Probate Administrationprobate

Following the death of a family member or loved one you may feel overwhelmed, not only emotionally, but by a host of legal requirements and uncertainties. The professionals at Puget Sound Probates are here to counsel and represent you throughout the post-mortem administration process. Often, that involves probate. Technically “probate” means proving that the original Last Will and Testament of a decedent is just that and the person named in it to serve as Personal Representative of the decedent’s estate is entitled to be issued Letters Testamentary by the court. But more broadly it describes the procedure for an orderly court-supervised administration of a decedent’s estate in a manner that assures the decedent’s intent is carried out and the interests of the decedent’s spouse, family, heirs, beneficiaries and creditors are protected. Upon death, a person’s estate must be addressed. When someone dies without a Last Will and Testament, we describe the estate as intestate and the person appointed by the court is called an Administrator.
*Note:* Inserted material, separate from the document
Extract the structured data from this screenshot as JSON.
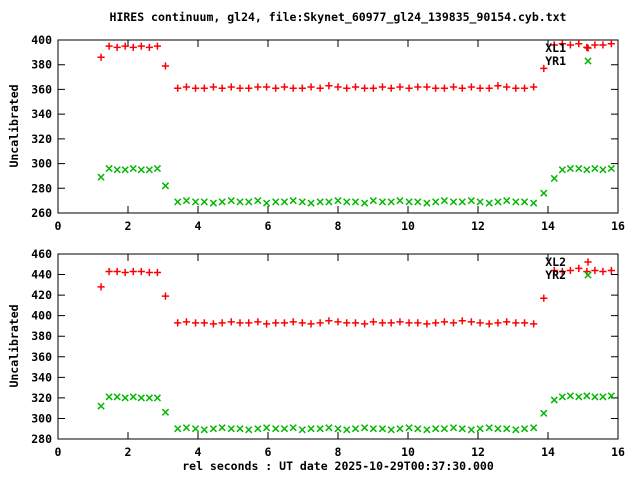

The residue of an intestate estate is distributed to the decedent’s heirs, determined by law.

 

Duty to File Wills:

If you are in possession of a decedent’s original Last Will and Testament the law requires you to file it with the Superior Court within 30 days after learning of the death, regardless of whether it needs to be probated.

 

Determining Whether The Probate Process Is Necessary:

Often clients come to us after a financial institution tells them it cannot even provide information regarding assets of the decedent unless they obtain Letters Testamentary (or Letters of Administration where there is no Will). The professionals at Lyons Sullivan can work with you to first determine whether or not it is necessary to dive into the probate process and initiate a proceeding. The determination will depend upon how the assets and accounts of the decedent are titled and, where there is a surviving spouse or registered domestic partner, whether there is a “three-legged” community property agreement. Assets that do not pass through probate include what we term non-probate assets, assets held by the decedent in a revocable trust and assets passing under a community property agreement to a surviving spouse (all discussed below).

 

Bond and Nonintervention Powers:

Most Wills provide for the Personal Representative to serve without posting a bond and with “nonintervention” powers. The latter significantly reduce the expense of probate by enabling the Personal Representative to administer the estate almost entirely without court supervision, so it is unnecessary to pay an attorney to request permission from the court every time something has to be done. When granted we usually file a simple Declaration of Completion with the court at the end. In intestate estates or testate estates where no provision is made for waiving a bond or granting nonintervention powers there can be additional expense. The Administrator or Personal Representative may need to advance the expense of the bond premium in order to obtain Letters Testamentary. Sometimes this can be avoided if most of the liquid assets are deposited into a blocked account requiring a court order to access.

 

Banking and Tax Matters:

Right after appointment a Personal Representative obtains an Employer Identification Number (EIN) online from the IRS. Upon death, an estate or revocable trust becomes a separate taxpaying entity. All income is thereafter reported by financial institutions under the EIN rather than the Social Security Number of the decedent. An EIN is necessary to open estate or trust bank accounts and to file a federal fiduciary income tax return on Form 1041 for the estate and/or trust (an election can be made on the online application to elect to treat a probate estate and formerly revocable trust as a single taxpayer). The estate or trust pays income tax on income it realizes, but receives a deduction for certain types of income actually distributed out to beneficiaries during the year. The Personal Representative will need to secure Social Security numbers of the beneficiaries before making distributions, so that the tax return preparer can report distributions of income to the IRS. A determination should be made immediately as to whether the gross estate of the decedent is required to file an estate tax return with the IRS and/or the Washington Department of Revenue. The threshold for federal filing is more than $5 million in lifetime gifts or estate value. The threshold for filing with Washington State is $2 million per estate.